Cryptocurrency

Largest Ethereum mining pool opens up staking ahead of the Merge

Ethermine, the world’s largest Ethereum mining pool, has announced the launch of a staking service on its platform.

In an announcement made today, the company said that with Ethermine staking, users will earn interest on ETH as if they were staking, without having to withdraw 32 ETH to become an official validator. said it can.

EtherMine said the new feature will provide a “very transparent alternative” to staking services after Ethereum’s proof-of-work (PoW) mining phase ends. Ethermine staking has a minimum investment of 0.1 ETH and offers staking to a huge number of his Ethereum his users.

The mining pool operated by Austrian company Bitfly called this feature an “investment” that gets rewarded via the ETH.STORE reference rate.
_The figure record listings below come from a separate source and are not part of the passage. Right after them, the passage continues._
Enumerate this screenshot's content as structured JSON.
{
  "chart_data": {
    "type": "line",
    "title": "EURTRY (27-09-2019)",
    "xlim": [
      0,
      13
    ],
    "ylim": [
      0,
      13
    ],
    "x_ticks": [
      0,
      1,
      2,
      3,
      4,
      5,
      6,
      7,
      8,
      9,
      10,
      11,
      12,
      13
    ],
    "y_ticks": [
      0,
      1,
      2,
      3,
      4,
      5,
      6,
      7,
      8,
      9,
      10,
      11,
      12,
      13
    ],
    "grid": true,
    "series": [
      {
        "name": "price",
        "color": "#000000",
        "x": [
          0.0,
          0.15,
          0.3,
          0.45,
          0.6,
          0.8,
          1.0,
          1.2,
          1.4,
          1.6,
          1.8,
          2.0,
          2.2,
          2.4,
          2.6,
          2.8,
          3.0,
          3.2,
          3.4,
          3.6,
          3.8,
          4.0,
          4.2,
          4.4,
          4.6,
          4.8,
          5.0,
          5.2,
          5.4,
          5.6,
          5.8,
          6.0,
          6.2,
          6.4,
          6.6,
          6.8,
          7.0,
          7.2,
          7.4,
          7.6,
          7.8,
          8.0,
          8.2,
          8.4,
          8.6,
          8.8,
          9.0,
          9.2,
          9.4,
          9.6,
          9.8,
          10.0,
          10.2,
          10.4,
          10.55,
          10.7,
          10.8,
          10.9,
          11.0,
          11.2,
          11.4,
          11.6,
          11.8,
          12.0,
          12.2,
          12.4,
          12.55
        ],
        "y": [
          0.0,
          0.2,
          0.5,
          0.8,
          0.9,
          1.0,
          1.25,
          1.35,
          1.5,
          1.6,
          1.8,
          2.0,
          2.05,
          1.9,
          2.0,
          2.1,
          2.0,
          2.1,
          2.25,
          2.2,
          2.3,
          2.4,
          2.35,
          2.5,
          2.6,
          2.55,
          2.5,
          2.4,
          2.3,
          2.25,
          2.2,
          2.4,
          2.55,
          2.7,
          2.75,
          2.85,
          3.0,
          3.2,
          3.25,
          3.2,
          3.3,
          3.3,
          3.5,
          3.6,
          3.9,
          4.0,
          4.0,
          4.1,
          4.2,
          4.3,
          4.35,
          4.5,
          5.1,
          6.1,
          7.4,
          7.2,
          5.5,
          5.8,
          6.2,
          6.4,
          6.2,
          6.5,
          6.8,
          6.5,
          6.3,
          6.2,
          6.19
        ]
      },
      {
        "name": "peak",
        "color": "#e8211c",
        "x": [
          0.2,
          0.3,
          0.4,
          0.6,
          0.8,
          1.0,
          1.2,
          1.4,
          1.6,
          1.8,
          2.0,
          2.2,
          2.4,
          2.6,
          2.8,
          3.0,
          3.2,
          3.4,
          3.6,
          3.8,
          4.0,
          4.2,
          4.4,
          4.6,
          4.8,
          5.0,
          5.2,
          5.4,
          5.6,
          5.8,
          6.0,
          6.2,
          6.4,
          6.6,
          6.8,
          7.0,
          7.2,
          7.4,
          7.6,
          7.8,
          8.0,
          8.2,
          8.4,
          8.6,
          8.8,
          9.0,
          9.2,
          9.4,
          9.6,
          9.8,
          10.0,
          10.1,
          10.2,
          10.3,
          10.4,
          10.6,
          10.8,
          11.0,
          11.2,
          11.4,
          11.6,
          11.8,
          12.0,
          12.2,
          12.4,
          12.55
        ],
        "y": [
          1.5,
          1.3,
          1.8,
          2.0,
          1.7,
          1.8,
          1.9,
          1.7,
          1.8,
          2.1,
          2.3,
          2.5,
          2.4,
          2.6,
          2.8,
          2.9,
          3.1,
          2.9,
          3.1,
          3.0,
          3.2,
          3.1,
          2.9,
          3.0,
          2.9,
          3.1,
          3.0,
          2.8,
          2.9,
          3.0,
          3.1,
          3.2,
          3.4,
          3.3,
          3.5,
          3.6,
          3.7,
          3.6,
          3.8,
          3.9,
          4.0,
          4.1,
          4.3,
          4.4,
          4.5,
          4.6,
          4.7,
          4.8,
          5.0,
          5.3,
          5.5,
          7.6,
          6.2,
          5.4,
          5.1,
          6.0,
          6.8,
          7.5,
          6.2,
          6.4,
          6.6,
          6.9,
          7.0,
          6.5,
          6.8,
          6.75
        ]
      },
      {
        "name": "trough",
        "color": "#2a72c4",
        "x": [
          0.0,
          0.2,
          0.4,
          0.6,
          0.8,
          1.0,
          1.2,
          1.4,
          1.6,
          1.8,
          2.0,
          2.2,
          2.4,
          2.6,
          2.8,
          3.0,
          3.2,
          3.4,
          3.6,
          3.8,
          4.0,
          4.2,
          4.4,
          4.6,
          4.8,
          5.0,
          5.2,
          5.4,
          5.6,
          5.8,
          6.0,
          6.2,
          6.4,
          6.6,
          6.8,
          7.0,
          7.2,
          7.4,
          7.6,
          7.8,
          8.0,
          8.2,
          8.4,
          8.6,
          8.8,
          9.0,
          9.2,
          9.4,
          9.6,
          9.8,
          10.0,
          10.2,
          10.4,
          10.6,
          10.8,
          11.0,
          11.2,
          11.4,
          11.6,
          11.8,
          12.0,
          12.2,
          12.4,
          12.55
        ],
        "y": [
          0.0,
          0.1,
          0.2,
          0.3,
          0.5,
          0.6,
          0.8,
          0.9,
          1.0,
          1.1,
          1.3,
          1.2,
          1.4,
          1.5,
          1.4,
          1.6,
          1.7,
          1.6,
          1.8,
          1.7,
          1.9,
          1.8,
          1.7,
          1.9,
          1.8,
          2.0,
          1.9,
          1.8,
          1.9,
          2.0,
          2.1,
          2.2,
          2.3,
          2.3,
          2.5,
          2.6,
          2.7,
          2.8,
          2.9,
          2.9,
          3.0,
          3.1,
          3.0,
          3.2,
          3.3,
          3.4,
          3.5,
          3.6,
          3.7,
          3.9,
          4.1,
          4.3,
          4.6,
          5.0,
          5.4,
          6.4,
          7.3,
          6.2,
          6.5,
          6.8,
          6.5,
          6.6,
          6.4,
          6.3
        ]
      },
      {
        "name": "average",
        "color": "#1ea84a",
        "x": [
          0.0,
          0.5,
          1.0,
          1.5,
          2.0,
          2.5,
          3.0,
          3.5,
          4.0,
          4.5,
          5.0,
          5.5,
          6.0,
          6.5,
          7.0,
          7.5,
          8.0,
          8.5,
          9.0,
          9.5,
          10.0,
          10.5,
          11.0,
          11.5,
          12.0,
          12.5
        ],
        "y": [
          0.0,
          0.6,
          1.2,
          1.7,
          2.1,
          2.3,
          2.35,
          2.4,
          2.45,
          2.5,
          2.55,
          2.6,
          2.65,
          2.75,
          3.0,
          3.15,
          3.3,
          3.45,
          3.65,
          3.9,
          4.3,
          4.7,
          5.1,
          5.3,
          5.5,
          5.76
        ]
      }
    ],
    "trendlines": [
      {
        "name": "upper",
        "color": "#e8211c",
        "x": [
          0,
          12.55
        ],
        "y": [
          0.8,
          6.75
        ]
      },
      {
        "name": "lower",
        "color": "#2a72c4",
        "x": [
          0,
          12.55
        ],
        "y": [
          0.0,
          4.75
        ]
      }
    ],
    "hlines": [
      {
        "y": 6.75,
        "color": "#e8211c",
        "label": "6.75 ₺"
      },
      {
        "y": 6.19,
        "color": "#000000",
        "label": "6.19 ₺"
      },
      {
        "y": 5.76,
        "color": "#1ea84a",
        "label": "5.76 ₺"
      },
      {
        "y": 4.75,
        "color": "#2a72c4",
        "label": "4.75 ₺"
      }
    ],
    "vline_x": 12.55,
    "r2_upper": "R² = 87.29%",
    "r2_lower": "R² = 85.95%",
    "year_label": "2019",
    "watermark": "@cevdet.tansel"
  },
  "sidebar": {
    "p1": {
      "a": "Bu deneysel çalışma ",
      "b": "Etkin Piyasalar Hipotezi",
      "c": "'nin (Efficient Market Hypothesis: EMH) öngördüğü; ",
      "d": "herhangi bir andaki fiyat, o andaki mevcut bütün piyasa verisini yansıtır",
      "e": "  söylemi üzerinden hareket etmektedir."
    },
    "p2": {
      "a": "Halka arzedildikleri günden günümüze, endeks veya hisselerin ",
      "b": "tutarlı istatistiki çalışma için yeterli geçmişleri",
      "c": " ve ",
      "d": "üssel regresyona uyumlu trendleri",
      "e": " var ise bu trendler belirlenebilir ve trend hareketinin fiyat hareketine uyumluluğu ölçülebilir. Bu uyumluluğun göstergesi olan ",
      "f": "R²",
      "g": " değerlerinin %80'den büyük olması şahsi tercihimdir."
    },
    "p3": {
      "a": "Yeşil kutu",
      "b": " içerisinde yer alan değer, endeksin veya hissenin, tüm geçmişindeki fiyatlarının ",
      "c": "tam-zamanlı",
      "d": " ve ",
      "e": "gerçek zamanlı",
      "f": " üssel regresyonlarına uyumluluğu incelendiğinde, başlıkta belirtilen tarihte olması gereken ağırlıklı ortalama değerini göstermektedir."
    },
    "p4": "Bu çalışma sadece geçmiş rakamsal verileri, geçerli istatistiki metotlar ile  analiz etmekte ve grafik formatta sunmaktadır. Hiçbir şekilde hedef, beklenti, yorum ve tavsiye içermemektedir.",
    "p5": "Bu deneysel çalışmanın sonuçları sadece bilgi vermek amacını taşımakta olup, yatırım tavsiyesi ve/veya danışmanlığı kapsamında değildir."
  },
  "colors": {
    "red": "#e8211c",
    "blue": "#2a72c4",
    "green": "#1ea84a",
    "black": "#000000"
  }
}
Ether Staking Offering Rate (ETH.STORE) is the Ethereum Staking Reward Base Rate representing his average daily earnings of a validator across the Ethereum Staking Network.

Users who have deposited ETH into their Ethermine account will not be able to withdraw their funds until the Ethereum protocol allows withdrawal of all staking rewards. The developer expects withdrawals to take effect 6-12 months after the merge, with the longest waiting period estimated at around 5 years.

Earlier this month, Esamin announced said it plans to completely deprecate Ethereum PoW mining after the merge and will not support PoW forks. After the network transitions to PoW, his ETH mining pool on Ethermine will enter withdrawal-only mode.

Currently, over 223,000 active miners ethermine ethereum pool, producing a total hash rate of about 264 TH/s. Moving to staking would make the hardware used by all these miners obsolete, so Ethermine asked to join other high-performance pools to continue his PoW mining. During September, Mining Pools will offer a 0% commission promotion for ETC, RVN, ERGO, and BEAM Mining Pools.

Ethermine announced the news last week after it was revealed that its mining pool had stopped processing blocks containing Tornado Cash transactions. The mining pool’s actions were widely criticized by the crypto community for creating censorship at the protocol level, most likely as a result of OFAC sanctions.